В этом отношении враг, безусловно, занимал более выгодное положение. Ему было гораздо проще проникнуть в Германию и оккупированные страны через Швейцарию, Швецию и Испанию, не говоря уже о поддержке, которую вражеские агенты получали от жителей оккупированных стран и от множества иностранных рабочих в Германии. В то же время, смирившись с тем фактом, что в Англии для нас ничего не светило, мы тем более продуманно занимались игрой с врагом посредством радиопередатчиков – эту игру мы уже вели различными способами в 1941 году во Франции и на первых порах получали хорошие результаты; и, хотя мы так и не узнали, каким образом разведка в Лондоне так быстро раскрыла нашу игру, это не мешало нам совершенствовать свои тактические методы.
Из доклада лейтенанта Гейнрихса стало ясно, что шифр, которым пользовался радист UBX, отмечался некоторыми особенностями, о смысле и назначении которых оставалось только догадываться. Нам удалось расшифровать многие послания UBX, перехваченные ранее, но у нас было недостаточно информации, чтобы начать игру на этом передатчике. Шифр, применявшийся на нем, был того же типа, что использовался на голландском флоте.
Я еще не получил никаких сообщений из ЗИПО о результатах допроса радиста, который мог бы дать новую информацию, и меня охватывало нетерпение. Длительная задержка сильно осложняла игру на передатчике. Радист всегда может пропустить один-два регулярных сеанса связи, но более долгое молчание возбудит у противника подозрения – и поэтому я отправил Вурра в ЗИПО за новостями.
В полдень Вурр вернулся и сказал, что ЗИПО пока не может сообщить нам ничего полезного – они ведут обычный полицейский допрос, начинающийся с родителей и места рождения. Вурр столкнулся с полным непониманием наших требований, и ему дали понять, что абверу лучше бы не совать свой нос в дела полиции. Прошлый опыт научил меня не ожидать ничего иного. В то время ЗИПО обычно не принимало во внимание военные аспекты вопроса, если имелась надежда раздуть из захвата агента громкое уголовное дело, которое имело бы дальнейшие последствия и привело бы к новым арестам. В традициях ЗИПО было доводить подобные случаи до грандиозных показательных процессов. ЗИПО страшно радовала такая возможность ликвидировать внутреннее сопротивление и, в первую очередь, связать с этим делом то или иное имя из списка своих политических противников. Во Франции условия для работы абвера были куда более благоприятными, поскольку в этой стране право ареста и допроса имела лишь тайная полевая полиция, подчинявшаяся военному главнокомандующему, который охотно шел навстречу во всех вопросах, затрагивавших интересы вермахта.

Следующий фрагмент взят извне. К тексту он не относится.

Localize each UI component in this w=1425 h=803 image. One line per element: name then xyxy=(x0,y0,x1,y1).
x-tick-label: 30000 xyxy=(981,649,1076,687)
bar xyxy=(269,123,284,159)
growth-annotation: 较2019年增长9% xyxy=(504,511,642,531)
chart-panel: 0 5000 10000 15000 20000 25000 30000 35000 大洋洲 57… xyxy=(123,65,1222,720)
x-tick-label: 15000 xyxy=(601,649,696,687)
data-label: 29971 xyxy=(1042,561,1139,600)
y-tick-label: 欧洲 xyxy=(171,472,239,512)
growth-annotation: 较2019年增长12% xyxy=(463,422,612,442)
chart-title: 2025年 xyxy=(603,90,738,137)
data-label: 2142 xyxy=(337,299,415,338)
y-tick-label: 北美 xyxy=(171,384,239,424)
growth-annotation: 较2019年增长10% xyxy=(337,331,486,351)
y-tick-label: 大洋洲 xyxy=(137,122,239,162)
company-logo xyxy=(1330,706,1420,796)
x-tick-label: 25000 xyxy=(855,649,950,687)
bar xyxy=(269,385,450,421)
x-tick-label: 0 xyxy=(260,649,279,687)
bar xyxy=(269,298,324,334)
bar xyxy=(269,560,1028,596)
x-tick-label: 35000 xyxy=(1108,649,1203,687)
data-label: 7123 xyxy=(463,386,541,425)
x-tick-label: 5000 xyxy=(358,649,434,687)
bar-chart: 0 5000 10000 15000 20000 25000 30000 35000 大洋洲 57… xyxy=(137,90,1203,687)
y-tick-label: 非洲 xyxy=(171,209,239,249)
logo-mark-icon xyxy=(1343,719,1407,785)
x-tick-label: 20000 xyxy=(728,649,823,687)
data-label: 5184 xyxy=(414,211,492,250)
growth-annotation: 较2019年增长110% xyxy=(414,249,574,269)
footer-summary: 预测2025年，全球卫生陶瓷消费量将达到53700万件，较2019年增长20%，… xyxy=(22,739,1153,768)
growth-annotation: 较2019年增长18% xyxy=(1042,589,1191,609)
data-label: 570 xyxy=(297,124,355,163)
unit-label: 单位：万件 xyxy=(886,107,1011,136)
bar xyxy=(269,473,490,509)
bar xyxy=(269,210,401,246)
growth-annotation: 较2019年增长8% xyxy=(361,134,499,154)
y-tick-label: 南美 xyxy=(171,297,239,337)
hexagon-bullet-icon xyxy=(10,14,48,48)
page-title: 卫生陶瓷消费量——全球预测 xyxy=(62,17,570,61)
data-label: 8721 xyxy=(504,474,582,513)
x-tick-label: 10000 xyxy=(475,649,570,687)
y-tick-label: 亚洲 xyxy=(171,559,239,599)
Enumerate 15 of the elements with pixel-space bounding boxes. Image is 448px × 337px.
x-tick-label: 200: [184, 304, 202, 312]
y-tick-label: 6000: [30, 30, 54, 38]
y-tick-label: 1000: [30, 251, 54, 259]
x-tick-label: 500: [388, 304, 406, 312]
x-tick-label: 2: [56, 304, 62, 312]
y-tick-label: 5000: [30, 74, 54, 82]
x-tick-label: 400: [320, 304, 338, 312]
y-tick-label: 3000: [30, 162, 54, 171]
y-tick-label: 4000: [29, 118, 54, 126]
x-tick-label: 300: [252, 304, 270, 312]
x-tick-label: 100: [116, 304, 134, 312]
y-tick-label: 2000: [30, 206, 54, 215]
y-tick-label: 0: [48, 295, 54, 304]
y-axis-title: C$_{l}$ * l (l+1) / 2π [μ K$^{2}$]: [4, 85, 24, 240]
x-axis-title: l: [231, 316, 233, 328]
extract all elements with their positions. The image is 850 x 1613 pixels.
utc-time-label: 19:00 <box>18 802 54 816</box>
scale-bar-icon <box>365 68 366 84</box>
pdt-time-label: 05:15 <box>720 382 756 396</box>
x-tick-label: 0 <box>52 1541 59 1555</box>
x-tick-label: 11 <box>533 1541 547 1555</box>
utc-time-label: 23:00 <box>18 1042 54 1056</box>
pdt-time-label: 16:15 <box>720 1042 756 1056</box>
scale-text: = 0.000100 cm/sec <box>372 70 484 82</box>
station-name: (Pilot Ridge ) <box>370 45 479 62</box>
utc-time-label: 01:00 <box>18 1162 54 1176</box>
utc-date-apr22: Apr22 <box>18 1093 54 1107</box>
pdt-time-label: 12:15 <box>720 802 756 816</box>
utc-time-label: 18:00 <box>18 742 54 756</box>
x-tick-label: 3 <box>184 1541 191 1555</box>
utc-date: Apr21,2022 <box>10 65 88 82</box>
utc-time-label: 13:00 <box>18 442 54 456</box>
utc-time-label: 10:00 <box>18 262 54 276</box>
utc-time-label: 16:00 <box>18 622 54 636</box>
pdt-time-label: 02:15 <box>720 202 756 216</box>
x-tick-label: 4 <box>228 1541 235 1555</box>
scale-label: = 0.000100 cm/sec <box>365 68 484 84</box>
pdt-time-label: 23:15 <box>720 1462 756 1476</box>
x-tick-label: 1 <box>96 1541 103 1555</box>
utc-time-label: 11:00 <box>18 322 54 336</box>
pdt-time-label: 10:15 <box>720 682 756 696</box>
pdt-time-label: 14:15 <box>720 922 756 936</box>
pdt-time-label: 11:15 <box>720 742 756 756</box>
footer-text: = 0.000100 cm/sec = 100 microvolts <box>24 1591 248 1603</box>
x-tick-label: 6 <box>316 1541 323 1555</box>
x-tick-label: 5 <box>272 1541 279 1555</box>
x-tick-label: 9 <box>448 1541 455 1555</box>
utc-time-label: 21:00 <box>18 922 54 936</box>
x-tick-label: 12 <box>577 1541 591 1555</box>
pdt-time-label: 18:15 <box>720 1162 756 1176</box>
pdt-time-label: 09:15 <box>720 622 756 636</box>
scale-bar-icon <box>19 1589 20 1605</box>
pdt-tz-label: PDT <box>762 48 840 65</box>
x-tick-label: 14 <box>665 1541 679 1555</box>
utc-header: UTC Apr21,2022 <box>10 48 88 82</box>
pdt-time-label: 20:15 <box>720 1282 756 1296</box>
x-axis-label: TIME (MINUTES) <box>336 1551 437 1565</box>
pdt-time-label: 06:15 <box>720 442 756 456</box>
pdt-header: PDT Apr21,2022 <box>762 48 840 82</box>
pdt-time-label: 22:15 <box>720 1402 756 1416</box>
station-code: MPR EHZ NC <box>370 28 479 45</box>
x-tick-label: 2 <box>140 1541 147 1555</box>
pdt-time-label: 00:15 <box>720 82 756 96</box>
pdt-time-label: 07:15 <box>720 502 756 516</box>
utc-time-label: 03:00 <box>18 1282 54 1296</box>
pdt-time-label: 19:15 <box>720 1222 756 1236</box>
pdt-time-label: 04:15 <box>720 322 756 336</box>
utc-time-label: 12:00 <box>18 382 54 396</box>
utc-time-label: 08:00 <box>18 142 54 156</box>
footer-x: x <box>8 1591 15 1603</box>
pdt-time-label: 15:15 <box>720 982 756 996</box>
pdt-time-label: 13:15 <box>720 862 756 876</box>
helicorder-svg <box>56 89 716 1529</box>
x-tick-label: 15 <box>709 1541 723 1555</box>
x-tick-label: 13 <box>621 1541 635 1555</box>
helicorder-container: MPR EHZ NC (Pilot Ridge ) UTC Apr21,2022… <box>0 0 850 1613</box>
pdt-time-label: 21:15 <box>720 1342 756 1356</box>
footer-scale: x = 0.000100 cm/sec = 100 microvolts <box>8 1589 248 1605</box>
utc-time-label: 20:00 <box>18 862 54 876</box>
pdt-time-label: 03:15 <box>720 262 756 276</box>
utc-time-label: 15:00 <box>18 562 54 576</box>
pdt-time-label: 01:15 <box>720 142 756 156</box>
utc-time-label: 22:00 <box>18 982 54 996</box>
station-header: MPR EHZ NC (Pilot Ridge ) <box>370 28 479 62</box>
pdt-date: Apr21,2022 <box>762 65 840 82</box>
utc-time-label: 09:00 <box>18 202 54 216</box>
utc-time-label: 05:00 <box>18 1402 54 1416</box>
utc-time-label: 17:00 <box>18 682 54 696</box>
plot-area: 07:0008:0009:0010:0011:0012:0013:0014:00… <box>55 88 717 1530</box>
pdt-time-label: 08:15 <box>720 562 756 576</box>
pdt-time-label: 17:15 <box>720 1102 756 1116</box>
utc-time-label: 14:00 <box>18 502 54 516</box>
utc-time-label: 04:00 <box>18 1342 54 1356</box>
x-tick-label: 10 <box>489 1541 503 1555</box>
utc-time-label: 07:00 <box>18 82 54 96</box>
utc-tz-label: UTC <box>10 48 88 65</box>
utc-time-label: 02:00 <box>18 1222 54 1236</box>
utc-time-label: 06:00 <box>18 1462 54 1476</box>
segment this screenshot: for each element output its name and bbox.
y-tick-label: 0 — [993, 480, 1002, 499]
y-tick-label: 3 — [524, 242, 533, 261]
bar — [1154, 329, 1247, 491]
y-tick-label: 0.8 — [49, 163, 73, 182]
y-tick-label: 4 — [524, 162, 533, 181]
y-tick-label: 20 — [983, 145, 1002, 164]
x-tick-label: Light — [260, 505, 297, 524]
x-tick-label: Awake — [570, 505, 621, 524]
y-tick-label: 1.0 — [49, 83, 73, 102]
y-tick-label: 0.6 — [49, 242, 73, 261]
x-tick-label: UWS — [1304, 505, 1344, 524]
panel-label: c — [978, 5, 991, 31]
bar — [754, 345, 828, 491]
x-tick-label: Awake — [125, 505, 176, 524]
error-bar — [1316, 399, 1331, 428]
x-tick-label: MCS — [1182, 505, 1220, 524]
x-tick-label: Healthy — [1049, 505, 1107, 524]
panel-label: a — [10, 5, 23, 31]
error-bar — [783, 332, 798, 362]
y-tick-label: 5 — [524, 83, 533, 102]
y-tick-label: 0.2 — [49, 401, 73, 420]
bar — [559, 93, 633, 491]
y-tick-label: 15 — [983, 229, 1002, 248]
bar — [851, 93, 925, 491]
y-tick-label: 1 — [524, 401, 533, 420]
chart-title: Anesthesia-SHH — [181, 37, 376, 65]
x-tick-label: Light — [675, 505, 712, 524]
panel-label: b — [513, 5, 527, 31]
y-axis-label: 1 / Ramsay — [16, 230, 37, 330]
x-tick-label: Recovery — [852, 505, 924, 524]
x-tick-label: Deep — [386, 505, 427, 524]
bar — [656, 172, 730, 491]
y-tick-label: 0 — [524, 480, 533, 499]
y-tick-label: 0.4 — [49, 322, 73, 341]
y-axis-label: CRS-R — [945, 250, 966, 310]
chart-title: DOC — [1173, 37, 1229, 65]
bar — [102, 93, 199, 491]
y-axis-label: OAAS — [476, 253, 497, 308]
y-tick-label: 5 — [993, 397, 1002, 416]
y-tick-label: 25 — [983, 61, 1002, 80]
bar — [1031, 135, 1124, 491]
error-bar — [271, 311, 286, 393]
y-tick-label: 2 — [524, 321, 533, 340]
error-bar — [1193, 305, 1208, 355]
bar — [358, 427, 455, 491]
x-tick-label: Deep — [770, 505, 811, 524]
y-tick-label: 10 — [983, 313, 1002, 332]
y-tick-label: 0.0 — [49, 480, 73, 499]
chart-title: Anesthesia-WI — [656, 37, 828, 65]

Я вкратце обрисовал ситуацию Хофвальду, но тот смотрел на происходящее скептически.
– Вам следует получше ознакомиться с местной ситуацией, друг мой, – сказал он. – Мне известно из надежных источников, что в лице представителя ЗИПО мы сталкиваемся с человеком, которого интересуют главным образом грязные политические делишки и полицейская работа. Его зовут Шрайдер или как-то в этом роде. Постарайтесь переубедить его. Возможно, он даже начнет сотрудничать с вами при условии, что эта идея получит одобрение наверху.
Этот совет немногого стоил, но к нему следовало прислушаться.
В тот же день Вурр отправился в ЗИПО, в результате чего господин советник Шрайдер выразил готовность нанести мне следующим утром визит и ознакомить меня с результатами расследования. Пока же на запрос из берлинского штаба абвера о том, удастся ли начать игру с передатчиком, я ответил уклончиво.
На следующее утро в мой кабинет вошел низенький мужчина с тяжелой, круглой, почти лысой головой в форме штурмбаннфюрера СС и протянул мне вялую, ухоженную маленькую руку. Он вышел впереди меня на террасу, расположился в кресле, скрестив короткие ноги. Во время последующего обмена общепринятыми банальностями я имел удовольствие изучить его более внимательно. Возраст его определить было трудно – вероятно, около сорока лет. Слегка выпуклые крысиные глазки оживляли бледное лицо, а красный нос выдавал пристрастие к бутылке. Этот упитанный человечек источал жизнерадостность, а слегка провинциальный акцент с подчеркнуто теплыми южными нотками создавал впечатление, будто собеседник обрадовался, совершенно неожиданно встретив старого любимого друга. Он излучал ту благожелательность, которой отличаются некоторые криминальные следователи, – ее хватило бы, чтобы растрогать до слез даже убийц из романов Эдгара Уоллеса.